Governo Meloni e la settimana (più) «corta» in Parlamento

Al momento è soltanto una ipotesi, ma è una di quelle ipotesi che suscita riflessioni. E ancora, però ormai sottotraccia, indignazione. Il governo di Giorgia Meloni – si apprende da Repubblica – vuole proporre la settimana «corta» ai deputati, da tempo penalizzati rispetto ai colleghi senatori che già ne usufruiscono.
Adesso il venerdì, spesso non sempre, alla Camera si svolgono le interpellanze con le visite di ministri e sottosegretari che rispondono ai quesiti dei deputati. Sempre non spesso, ministri e sottosegretari parlano a una sparuta rappresentanza di deputati, una sorta di delegazione ristretta e casuale. Allora il governo Meloni, probabilmente per dimostrare di essere improntato all’efficienza, propone di anticipare le interpellanze al giovedì pomeriggio e liberare il venerdì con vista sul fine settimana. I capigruppo e la presidenza della Camera, indecisi sul da farsi, pare che abbiano rinviato la questione a dopo l’estate (forse per non rovinarsi le ferie con la riformulazione del calendario o con polemiche che, se arse con la giusta indignazione, possono diventare incandescenti).
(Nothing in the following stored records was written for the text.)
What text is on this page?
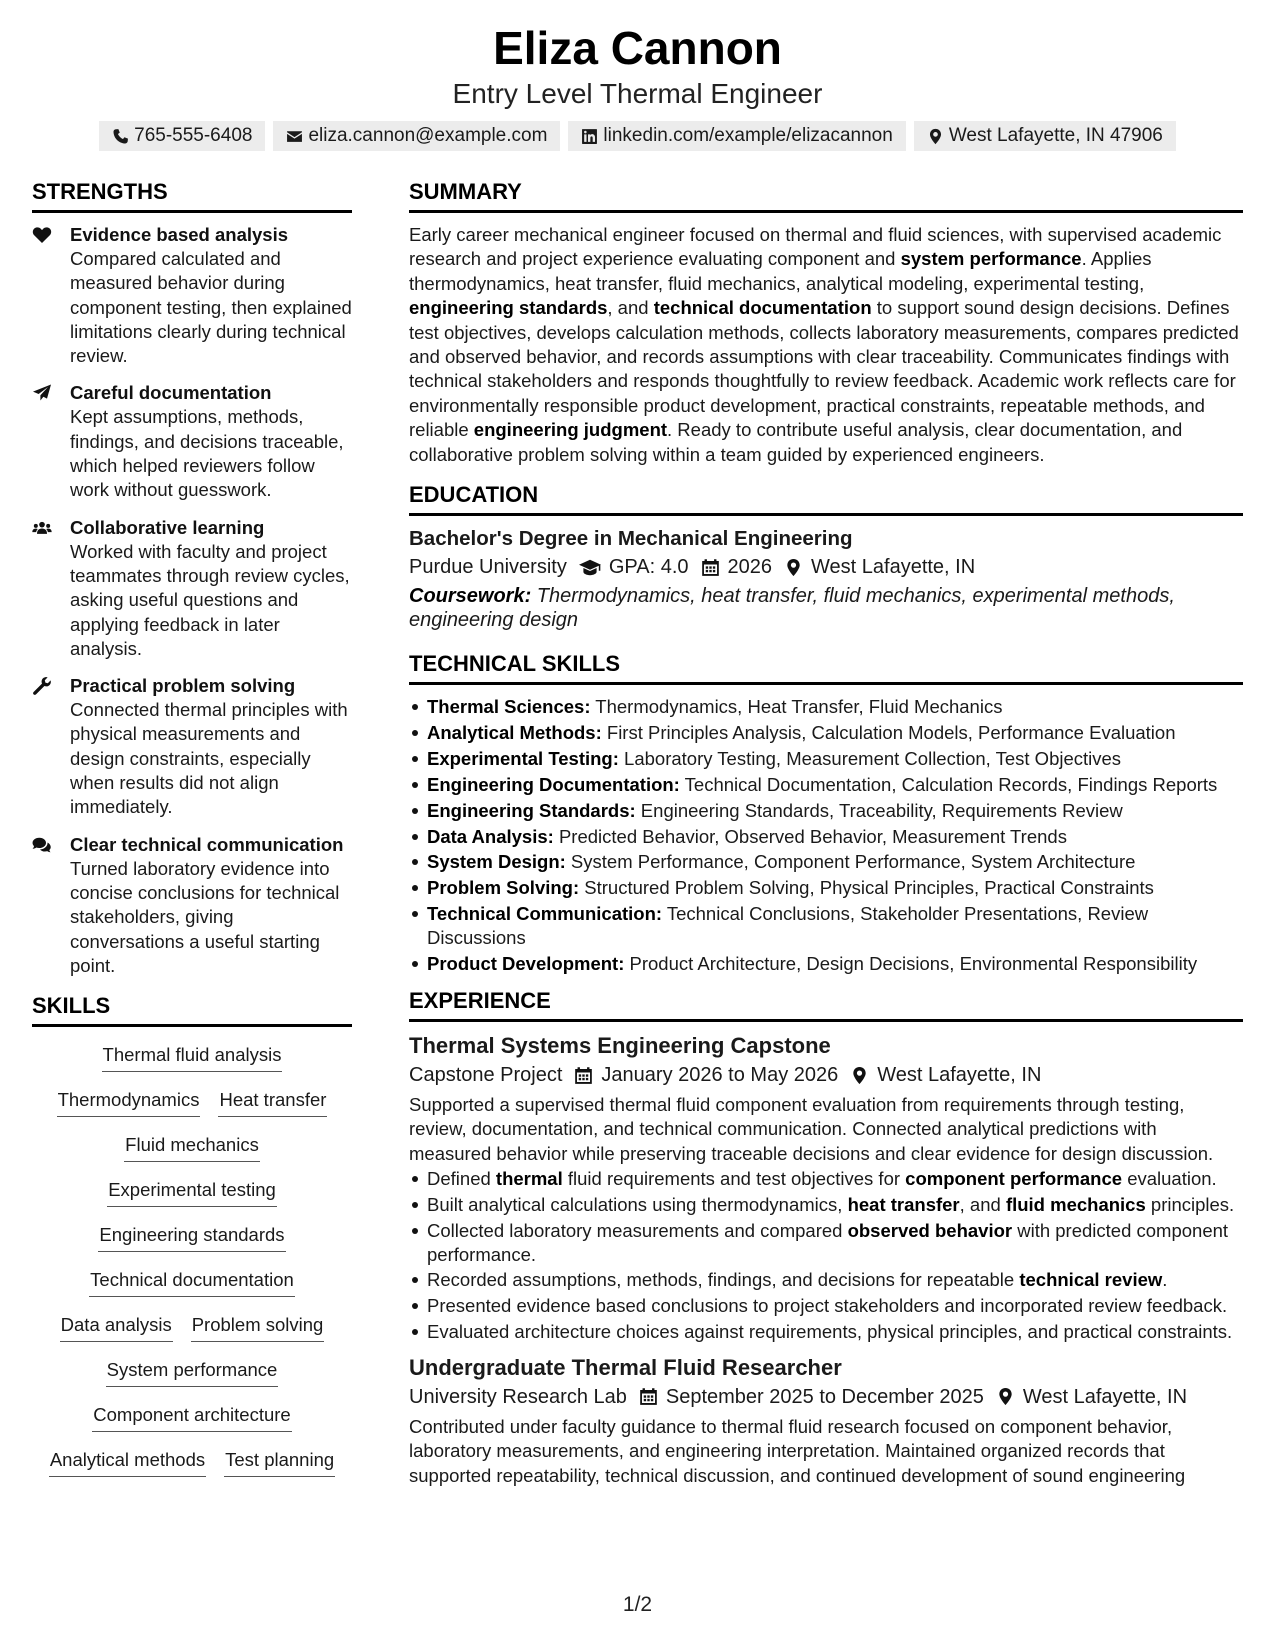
Eliza Cannon
Entry Level Thermal Engineer
765-555-6408	eliza.cannon@example.com	linkedin.com/example/elizacannon	West Lafayette, IN 47906
STRENGTHS
Evidence based analysis
Compared calculated and measured behavior during component testing, then explained limitations clearly during technical review.
Careful documentation
Kept assumptions, methods, findings, and decisions traceable, which helped reviewers follow work without guesswork.
Collaborative learning
Worked with faculty and project teammates through review cycles, asking useful questions and applying feedback in later analysis.
Practical problem solving
Connected thermal principles with physical measurements and design constraints, especially when results did not align immediately.
Clear technical communication
Turned laboratory evidence into concise conclusions for technical stakeholders, giving conversations a useful starting point.
SKILLS
Thermal fluid analysis
Thermodynamics Heat transfer
Fluid mechanics
Experimental testing
Engineering standards
Technical documentation
Data analysis Problem solving
System performance
Component architecture
Analytical methods Test planning
SUMMARY

Early career mechanical engineer focused on thermal and fluid sciences, with supervised academic research and project experience evaluating component and system performance. Applies thermodynamics, heat transfer, fluid mechanics, analytical modeling, experimental testing, engineering standards, and technical documentation to support sound design decisions. Defines test objectives, develops calculation methods, collects laboratory measurements, compares predicted and observed behavior, and records assumptions with clear traceability. Communicates findings with technical stakeholders and responds thoughtfully to review feedback. Academic work reflects care for environmentally responsible product development, practical constraints, repeatable methods, and reliable engineering judgment. Ready to contribute useful analysis, clear documentation, and collaborative problem solving within a team guided by experienced engineers.

EDUCATION
Bachelor's Degree in Mechanical Engineering
Purdue University GPA: 4.0 2026 West Lafayette, IN
Coursework: Thermodynamics, heat transfer, fluid mechanics, experimental methods, engineering design
TECHNICAL SKILLS
Thermal Sciences: Thermodynamics, Heat Transfer, Fluid Mechanics
Analytical Methods: First Principles Analysis, Calculation Models, Performance Evaluation
Experimental Testing: Laboratory Testing, Measurement Collection, Test Objectives
Engineering Documentation: Technical Documentation, Calculation Records, Findings Reports
Engineering Standards: Engineering Standards, Traceability, Requirements Review
Data Analysis: Predicted Behavior, Observed Behavior, Measurement Trends
System Design: System Performance, Component Performance, System Architecture
Problem Solving: Structured Problem Solving, Physical Principles, Practical Constraints
Technical Communication: Technical Conclusions, Stakeholder Presentations, Review Discussions
Product Development: Product Architecture, Design Decisions, Environmental Responsibility
EXPERIENCE
Thermal Systems Engineering Capstone
Capstone Project January 2026 to May 2026 West Lafayette, IN

Supported a supervised thermal fluid component evaluation from requirements through testing, review, documentation, and technical communication. Connected analytical predictions with measured behavior while preserving traceable decisions and clear evidence for design discussion.

Defined thermal fluid requirements and test objectives for component performance evaluation.
Built analytical calculations using thermodynamics, heat transfer, and fluid mechanics principles.
Collected laboratory measurements and compared observed behavior with predicted component performance.
Recorded assumptions, methods, findings, and decisions for repeatable technical review.
Presented evidence based conclusions to project stakeholders and incorporated review feedback.
Evaluated architecture choices against requirements, physical principles, and practical constraints.
Undergraduate Thermal Fluid Researcher
University Research Lab September 2025 to December 2025 West Lafayette, IN

Contributed under faculty guidance to thermal fluid research focused on component behavior, laboratory measurements, and engineering interpretation. Maintained organized records that supported repeatability, technical discussion, and continued development of sound engineering

1/2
La settimana «lunga», se così osiamo definirla, una settimana che comunque va da martedì mattina a raramente venerdì mattina, fu introdotta da Gianfranco Fini, mentore di Giorgia Meloni e, soprattutto, presidente della Camera nella legislatura 2008-2013. A quel tempo, dopo la crisi economica del 2008, era forte il vento del populismo, il sentimento contro la casta, l’indignazione per i politici privilegiati e sfaticati. Fini stava per smarcarsi dalla stagione accanto a Silvio Berlusconi e non era indifferente agli umori degli italiani. Il palliativo non è servito a nulla, come facilmente prevedibile. Il Movimento Cinque Stelle, che ha esordito in Parlamento quando Fini ha lasciato la presidenza della Camera, è riuscito – come promesso – a ridurre il numero dei parlamentari, tagliando poltrone di deputati e senatori e portando Palazzo Montecitorio a 400 posti e Palazzo Madama a 200. Ironia del taglio, i costi per il funzionamento del Parlamento sono rimasti pressoché gli stessi e l’unico parametro realmente tagliato è il rapporto fra elettori ed eletti con intere provincie con pochi o zero onorevoli legati al territorio. Dunque la politica degli eletti, non certo unicamente per colpa della inutile riforma dei Cinque Stelle, è percepita ancora più distante dalle esigenze dei cittadini. La settimana «corta» per la Camera, più che indignazione, provoca rassegnazione, profonda tristezza, davvero tanta mestizia. Non per l’ennesimo favore che la politica si concede, ma per il collasso strutturale delle nostre istituzioni. Il Parlamento è degradato a un fastidio, un orpello, un luogo che ministri e sottosegretari frequentano con insofferenza, un ufficio di burocrati che timbrano leggi scritte altrove. Il centro della Repubblica – le Camere che danno la fiducia ai governi e che eleggono il capo dello Stato – è una periferia abbandonata. Ovvio che i signori deputati vogliano starci tre giorni anziché cinque. Coraggio, ragazzi. La nostra solidarietà.